Effectively the network learns a set of optimization functions/criteria that select interesting or informative points of the point cloud and encode the reason for their selection.
该网络有效地学习了一组优化函数/准则，这些函数/准则选择点云中有趣的或有信息的点，并对其选择的原因进行编码。
（我理解这里说的就是可以训练一个函数，这个函数可以从中选出一些包含很多信息的点，并对其进行编码，也就是转换或是加入信息）
The final fully connected layers of the network aggregate these learnt optimal values into the global descriptor for the entire shape as mentioned above (shape classification) or are used to predict per point labels (shape segmentation).
网络的最后一层全连接层：将这些学习到的最优值聚集到整个形状的全局描述符中(形状分类)或用于预测每个点标签(形状分割)。

第五段
Our input format is easy to apply rigid or affine transfor-mations to, as each point transforms independently.
我们的输入格式很容易应用刚性或仿射变换，因为每个点都是独立变换的。大约就是下图：

Thus we can add a data-dependent spatial transformer network that attempts to canonicalize the data before the PointNet processes them, so as to further improve the results.
因此，我们可以添加一个数据相关的空间变压器网络，在PointNet处理数据之前尝试对数据进行规范化，从而进一步改善结果。

第六段
We provide both a theoretical analysis and an experimental evaluation of our approach.
我们提供了我们的方法的理论分析和实验评估。
We show that our network can approximate any set function that is continuous.
我们证明了我们的网络可以近似任何连续的集合函数。
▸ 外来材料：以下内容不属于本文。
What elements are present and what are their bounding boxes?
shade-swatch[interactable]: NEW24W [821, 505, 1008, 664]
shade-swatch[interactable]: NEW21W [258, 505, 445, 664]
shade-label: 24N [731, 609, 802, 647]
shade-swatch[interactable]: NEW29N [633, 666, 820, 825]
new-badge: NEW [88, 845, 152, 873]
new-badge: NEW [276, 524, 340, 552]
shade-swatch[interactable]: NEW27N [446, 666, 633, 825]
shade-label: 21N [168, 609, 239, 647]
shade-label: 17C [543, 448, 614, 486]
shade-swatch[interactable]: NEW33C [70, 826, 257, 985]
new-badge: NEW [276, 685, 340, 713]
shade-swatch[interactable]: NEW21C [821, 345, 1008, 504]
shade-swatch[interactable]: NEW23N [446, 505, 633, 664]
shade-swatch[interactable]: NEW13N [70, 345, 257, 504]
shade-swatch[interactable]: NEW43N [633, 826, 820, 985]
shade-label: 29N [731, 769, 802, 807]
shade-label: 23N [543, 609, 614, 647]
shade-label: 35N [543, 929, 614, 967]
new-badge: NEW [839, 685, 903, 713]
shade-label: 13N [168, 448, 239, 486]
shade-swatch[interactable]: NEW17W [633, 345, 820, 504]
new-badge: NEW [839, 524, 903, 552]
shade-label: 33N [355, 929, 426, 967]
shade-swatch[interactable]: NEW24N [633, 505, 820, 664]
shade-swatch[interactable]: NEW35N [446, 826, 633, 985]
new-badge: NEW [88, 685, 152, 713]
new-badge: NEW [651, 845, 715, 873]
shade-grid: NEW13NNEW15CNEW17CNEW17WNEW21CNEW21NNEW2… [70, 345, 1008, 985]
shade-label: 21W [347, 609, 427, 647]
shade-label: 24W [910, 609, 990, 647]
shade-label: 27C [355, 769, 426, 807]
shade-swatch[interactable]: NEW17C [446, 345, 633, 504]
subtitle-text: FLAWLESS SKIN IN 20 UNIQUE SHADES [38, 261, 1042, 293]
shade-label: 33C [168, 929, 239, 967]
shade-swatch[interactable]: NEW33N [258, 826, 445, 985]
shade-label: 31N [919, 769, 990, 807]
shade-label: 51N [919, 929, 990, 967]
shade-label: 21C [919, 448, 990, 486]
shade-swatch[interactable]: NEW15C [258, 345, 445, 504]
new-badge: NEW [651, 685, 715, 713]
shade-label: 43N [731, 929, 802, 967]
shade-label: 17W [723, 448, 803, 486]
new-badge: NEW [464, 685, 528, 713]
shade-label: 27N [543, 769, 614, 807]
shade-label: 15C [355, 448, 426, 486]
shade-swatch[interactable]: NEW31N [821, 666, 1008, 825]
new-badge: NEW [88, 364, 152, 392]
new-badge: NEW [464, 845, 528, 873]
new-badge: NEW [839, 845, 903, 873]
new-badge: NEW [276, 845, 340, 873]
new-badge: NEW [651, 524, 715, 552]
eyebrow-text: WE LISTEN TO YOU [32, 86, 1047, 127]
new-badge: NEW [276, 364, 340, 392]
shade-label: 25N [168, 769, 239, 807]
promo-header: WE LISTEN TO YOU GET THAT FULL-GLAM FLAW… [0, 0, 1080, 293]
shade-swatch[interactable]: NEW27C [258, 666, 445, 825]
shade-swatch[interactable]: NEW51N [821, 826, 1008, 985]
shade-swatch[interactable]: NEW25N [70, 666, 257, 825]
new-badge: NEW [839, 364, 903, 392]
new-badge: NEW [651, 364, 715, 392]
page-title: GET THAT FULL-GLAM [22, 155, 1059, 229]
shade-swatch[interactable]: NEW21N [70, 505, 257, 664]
（因为这个东西是个点集）
More interestingly, it turns out that our network learns to summarize an input point cloud by a sparse set of key points, which roughly corresponds to the skeleton of objects according to visualization.
更有趣的是，我们的网络将输入的点云总结成了一个稀疏的点的集合，根据可视化，关键点恰好大致对应于对象的骨架。
The theoretical analysis provides an understanding why our PointNet is highly robust to small perturbation of input points as well as to corruption through point insertion (outliers) or deletion(missing data).
通过这个，理论分析提供了一个理解，为什么我们的PointNet对于输入点的小扰动以及通过点插入(异常值)或删除(缺失数据)造成的损坏是高度鲁棒的。

第七段
On a number of benchmark datasets ranging from shape classification, part segmentation to scene segmentation,we experimentally compare our PointNet with state-of-the-art approaches based upon multi-view and volumetric representations.
在一些基准数据集上，从形状分类，部分分割到场景分割，我们实验性地比较了PointNet与基于多视图和体积表示的最先进的方法。
Under a unified architecture, not only is our PointNet much faster in speed, but it also exhibits strong performance on par or even better than state of the art.
在统一的体系结构下，我们的PointNet不仅速度快得多，而且表现出与现有技术水平相当甚至更好的性能。

第八段：文章自己提出的自己做的贡献
The key contributions of our work are as follows:
我们工作的主要贡献如下:
• We design a novel deep net architecture suitable for consuming unordered point sets in 3D;
我们设计了一种新的适用于消费无序点集的三维深网体系结构;
• We show how such a net can be trained to perform 3D shape classification, shape part segmentation and scene semantic parsing tasks;
我们展示了如何训练这样一个网络来执行三维形状分类，形状部分分割和场景语义分析任务;
• We provide thorough empirical and theoretical analysis on the stability and efficiency of our method;
我们对我们的方法的稳定性和效率提供了深入的经验和理论分析;
• We illustrate the 3D features computed by the selected neurons in the net and develop intuitive explanations for its performance.
我们举例说明网络中选定的神经元计算出的三维特征，并对其性能发展出直观的解释。

第九段
The problem of processing unordered sets by neural nets is a very general and fundamental problem – we expect that our ideas can be transferred to other domains as well.
利用神经网络处理无序集是一个非常普遍和基本的问题，所以，我们希望我们的想法也能转移到其他领域。

图片部分
在这里插入图片描述

We propose a novel deep net architecture that consumes raw point cloud (set of points) without voxelization or rendering.
我们提出了一种新的深度网络架构，它使用原始点云(点集)，而不需要体素化或渲染。
It is a unified architecture that learns both global and local point features, providing a simple, efficient and effective approach for a number of 3D recognition tasks.
它是一个统一的体系结构，可以学习全局和局部点特征，为许多三维识别任务提供了一个简单、高效和有效的方法。

2.2总结

首先，作者想要设计出新的网络得调研一下传统的网络模型所具有的特点得到了如下的结果：
卷积网络和要设计的网络不太兼容，卷积网络的关键在于重用卷积核的参数，但是这里显然不太好，这里直接使用并不好，因为点云不具有相似的结构。所以不能使用。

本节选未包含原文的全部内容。